Rencontre avec une Ogresse de Barback !!

Plongée dans l’univers coloré et festif des Ogres de Barback !

Mathilde Burguière nous a reçu en loge juste avant le concert des Ogres de Barback à La Carène à Brest …

Bonjour Mathilde, merci pour votre accueil … Je vous ai connu adolescente et un peu perdu de vue … C’est avec plaisir que je réécoute votre musique et vais vous voir enfin en live ce soir ! Déjà 25 ans de carrière pour vous ??

Oui c’est ça ! On a commencé très jeune, 25 ans de concerts et on ne s’est jamais arrêtés !

Si on repart à l’origine, c’est une histoire de famille ?

On est quatre frères et soeurs sur scène et on a un petit frère qui fait de la musique aussi, il nous rejoindra un jour peut-être…plus tard, c’est un musicien multi-instrumentiste !

Comment avez-vous appris la musique ?

Notre Papa nous a vraiment incité à faire de la musique dès tout petit, il y avait beaucoup d’instruments à la maison et il nous a fait écouter beaucoup de choses. Il était lui-même musicien, forcément on a mis le nez dedans dès petit !

Ce qui vous caractérise c’est d’être indépendants, artisans de la musique, artistes troubadours …

Oui c’est ça on se considère comme des artisans ! On a fait notre « tambouille » familiale avec quelques copains. Ils ont appris le métier en même temps que nous, on a créé notre entreprise familiale et on est dix personnes à vivre avec le projet des Ogres de Barback toute l’année depuis 20 ans !

©AdelineK.

Vous voyagez un peu partout et pas qu’en France avec votre groupe ?

Principalement en France puis une fois par an on part, notamment au Bénin (d’où vient la fanfare Eyo’nlé) et dans d’autres pays francophones quand on nous appelle (Québec, Suisse, Belgique …) .

Et un peu dans le Sud ? En Espagne, avec votre touche un peu tzigane ? 

Et bien non, jamais ! On a jamais joué là-bas !

C’est un appel ? (Rires)

Oui !! (Rires) J’adorerai y aller mais on y a jamais mis les pieds pour jouer !

Il y a des régions où on va tout le temps comme la Bretagne, on s’y sent comme chez nous et d’autres où on y est jamais allés comme dans le Sud Est …

Le caractère authentique, auto-produit est-ce selon vous, un gage de longévité ?

C’est sûr que nous avons pris le temps de faire les choses à notre image. Nous avons tout décidé depuis le début. Si on a des difficultés, on s’en prend qu’à nous même. On n’a de compte à rendre à personne, c’est une grande liberté. On décide de quand on veut le faire, avec qui et avec quels moyens. Je pense que c’est notre secret de longévité oui !
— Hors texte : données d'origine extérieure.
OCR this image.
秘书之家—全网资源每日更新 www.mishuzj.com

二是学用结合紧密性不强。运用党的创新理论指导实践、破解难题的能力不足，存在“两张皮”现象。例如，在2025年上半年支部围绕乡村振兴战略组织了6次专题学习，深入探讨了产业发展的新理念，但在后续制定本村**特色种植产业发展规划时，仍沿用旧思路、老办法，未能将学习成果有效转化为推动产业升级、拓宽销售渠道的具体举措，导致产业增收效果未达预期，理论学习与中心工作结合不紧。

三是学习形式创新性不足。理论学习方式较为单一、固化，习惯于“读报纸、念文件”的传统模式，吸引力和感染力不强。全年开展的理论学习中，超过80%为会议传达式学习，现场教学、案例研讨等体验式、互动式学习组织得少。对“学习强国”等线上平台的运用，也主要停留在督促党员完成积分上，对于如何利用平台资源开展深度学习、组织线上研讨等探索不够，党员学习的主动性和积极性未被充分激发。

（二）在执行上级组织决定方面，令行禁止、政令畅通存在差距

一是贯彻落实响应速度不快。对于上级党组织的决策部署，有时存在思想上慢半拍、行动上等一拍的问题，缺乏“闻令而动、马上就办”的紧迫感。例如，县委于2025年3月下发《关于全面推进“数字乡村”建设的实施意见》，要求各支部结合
On a fait beaucoup de concerts, le bouche à oreilles a bien fonctionné ! On n’a pas fait 18 passages en radio chaque jour, jamais … On ne l’a pas forcément décidé, il se trouve qu’on ne passe pas dans les grandes radios mais au niveau des concerts on a jamais eu à se plaindre ! On a pris le temps de travailler chaque projet différent, chaque concert et tournée. Les spectateurs voient un spectacle différent à chaque tournée et cela nous tient à coeur. On ne s’ennuie pas et on est tout le temps en train de se remettre en question !

Au final, un esprit de troupe entre frangins et frangines ? Est-ce toujours facile de travailler en famille ?
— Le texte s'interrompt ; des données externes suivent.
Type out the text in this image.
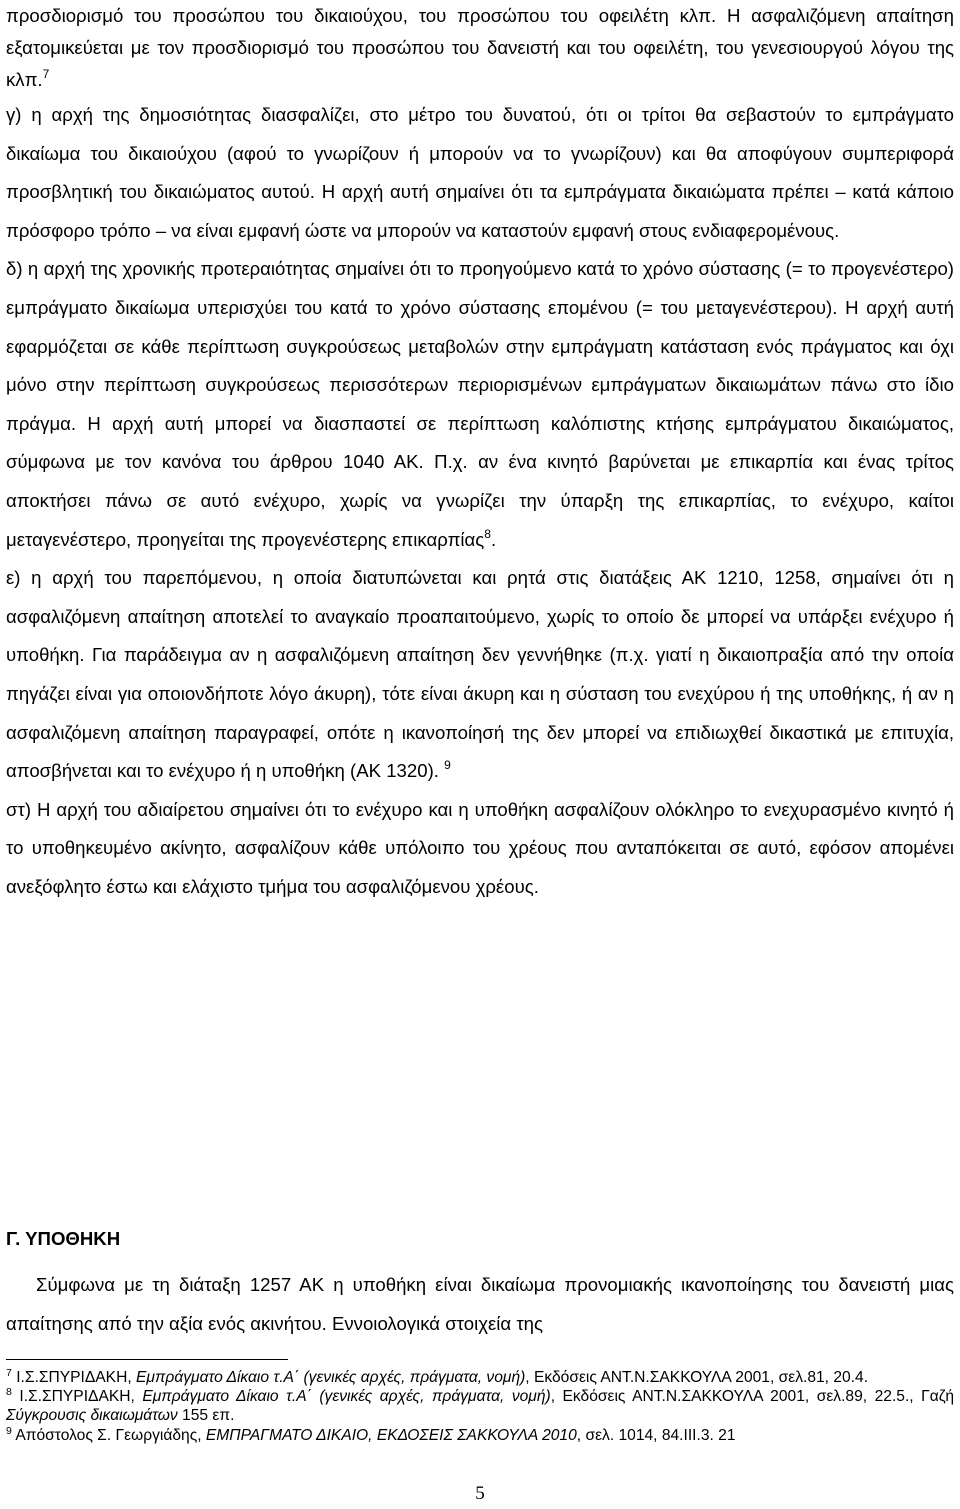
προσδιορισμό του προσώπου του δικαιούχου, του προσώπου του οφειλέτη κλπ. Η ασφαλιζόμενη απαίτηση εξατομικεύεται με τον προσδιορισμό του προσώπου του δανειστή και του οφειλέτη, του γενεσιουργού λόγου της κλπ.$^7$

γ) η αρχή της δημοσιότητας διασφαλίζει, στο μέτρο του δυνατού, ότι οι τρίτοι θα σεβαστούν το εμπράγματο δικαίωμα του δικαιούχου (αφού το γνωρίζουν ή μπορούν να το γνωρίζουν) και θα αποφύγουν συμπεριφορά προσβλητική του δικαιώματος αυτού. Η αρχή αυτή σημαίνει ότι τα εμπράγματα δικαιώματα πρέπει – κατά κάποιο πρόσφορο τρόπο – να είναι εμφανή ώστε να μπορούν να καταστούν εμφανή στους ενδιαφερομένους.

δ) η αρχή της χρονικής προτεραιότητας σημαίνει ότι το προηγούμενο κατά το χρόνο σύστασης (= το προγενέστερο) εμπράγματο δικαίωμα υπερισχύει του κατά το χρόνο σύστασης επομένου (= του μεταγενέστερου). Η αρχή αυτή εφαρμόζεται σε κάθε περίπτωση συγκρούσεως μεταβολών στην εμπράγματη κατάσταση ενός πράγματος και όχι μόνο στην περίπτωση συγκρούσεως περισσότερων περιορισμένων εμπράγματων δικαιωμάτων πάνω στο ίδιο πράγμα. Η αρχή αυτή μπορεί να διασπαστεί σε περίπτωση καλόπιστης κτήσης εμπράγματου δικαιώματος, σύμφωνα με τον κανόνα του άρθρου 1040 ΑΚ. Π.χ. αν ένα κινητό βαρύνεται με επικαρπία και ένας τρίτος αποκτήσει πάνω σε αυτό ενέχυρο, χωρίς να γνωρίζει την ύπαρξη της επικαρπίας, το ενέχυρο, καίτοι μεταγενέστερο, προηγείται της προγενέστερης επικαρπίας$^8$.

ε) η αρχή του παρεπόμενου, η οποία διατυπώνεται και ρητά στις διατάξεις ΑΚ 1210, 1258, σημαίνει ότι η ασφαλιζόμενη απαίτηση αποτελεί το αναγκαίο προαπαιτούμενο, χωρίς το οποίο δε μπορεί να υπάρξει ενέχυρο ή υποθήκη. Για παράδειγμα αν η ασφαλιζόμενη απαίτηση δεν γεννήθηκε (π.χ. γιατί η δικαιοπραξία από την οποία πηγάζει είναι για οποιονδήποτε λόγο άκυρη), τότε είναι άκυρη και η σύσταση του ενεχύρου ή της υποθήκης, ή αν η ασφαλιζόμενη απαίτηση παραγραφεί, οπότε η ικανοποίησή της δεν μπορεί να επιδιωχθεί δικαστικά με επιτυχία, αποσβήνεται και το ενέχυρο ή η υποθήκη (ΑΚ 1320). $^9$

στ) Η αρχή του αδιαίρετου σημαίνει ότι το ενέχυρο και η υποθήκη ασφαλίζουν ολόκληρο το ενεχυρασμένο κινητό ή το υποθηκευμένο ακίνητο, ασφαλίζουν κάθε υπόλοιπο του χρέους που ανταπόκειται σε αυτό, εφόσον απομένει ανεξόφλητο έστω και ελάχιστο τμήμα του ασφαλιζόμενου χρέους.

Γ. ΥΠΟΘΗΚΗ

Σύμφωνα με τη διάταξη 1257 ΑΚ η υποθήκη είναι δικαίωμα προνομιακής ικανοποίησης του δανειστή μιας απαίτησης από την αξία ενός ακινήτου. Εννοιολογικά στοιχεία της

$^7$ Ι.Σ.ΣΠΥΡΙΔΑΚΗ, Εμπράγματο Δίκαιο τ.Α΄ (γενικές αρχές, πράγματα, νομή), Εκδόσεις ΑΝΤ.Ν.ΣΑΚΚΟΥΛΑ 2001, σελ.81, 20.4.

$^8$ Ι.Σ.ΣΠΥΡΙΔΑΚΗ, Εμπράγματο Δίκαιο τ.Α΄ (γενικές αρχές, πράγματα, νομή), Εκδόσεις ΑΝΤ.Ν.ΣΑΚΚΟΥΛΑ 2001, σελ.89, 22.5., Γαζή Σύγκρουσις δικαιωμάτων 155 επ.

$^9$ Απόστολος Σ. Γεωργιάδης, ΕΜΠΡΑΓΜΑΤΟ ΔΙΚΑΙΟ, ΕΚΔΟΣΕΙΣ ΣΑΚΚΟΥΛΑ 2010, σελ. 1014, 84.ΙΙΙ.3. 21

5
Ça va, on se connait tellement bien qu’il n’y a pas de problème. C’est plus facile je trouve, qu’entre copains où il peut y avoir des histoires d’égos.

Est-ce que vos propres familles voyagent avec vous en tournée?

Non, on a chacun nos familles. On part des demies semaines, du jeudi au dimanche par exemple et chacun rentre chez soi à la fin. En plus, on n’habite pas du tout à côté tous les quatre. On est éparpillés, tous les quatre et avec l’équipe, on n’est pas forcément voisins… On se retrouve vraiment pour les concerts…

Ce qui explique que vous ne vous lassez pas … vous vous manquez un peu ?

Ça nous permet de respirer un peu, on est contents de se retrouver aussi !

Vous avez toujours eu une touche de métissage dans votre musique, comme un esprit de partage … Est-ce que c’est aussi la base des Ogres, de ne pas se suffire à vous quatre et d’aller vous nourrir des rencontres avec les autres populations , d’autres artistes ? 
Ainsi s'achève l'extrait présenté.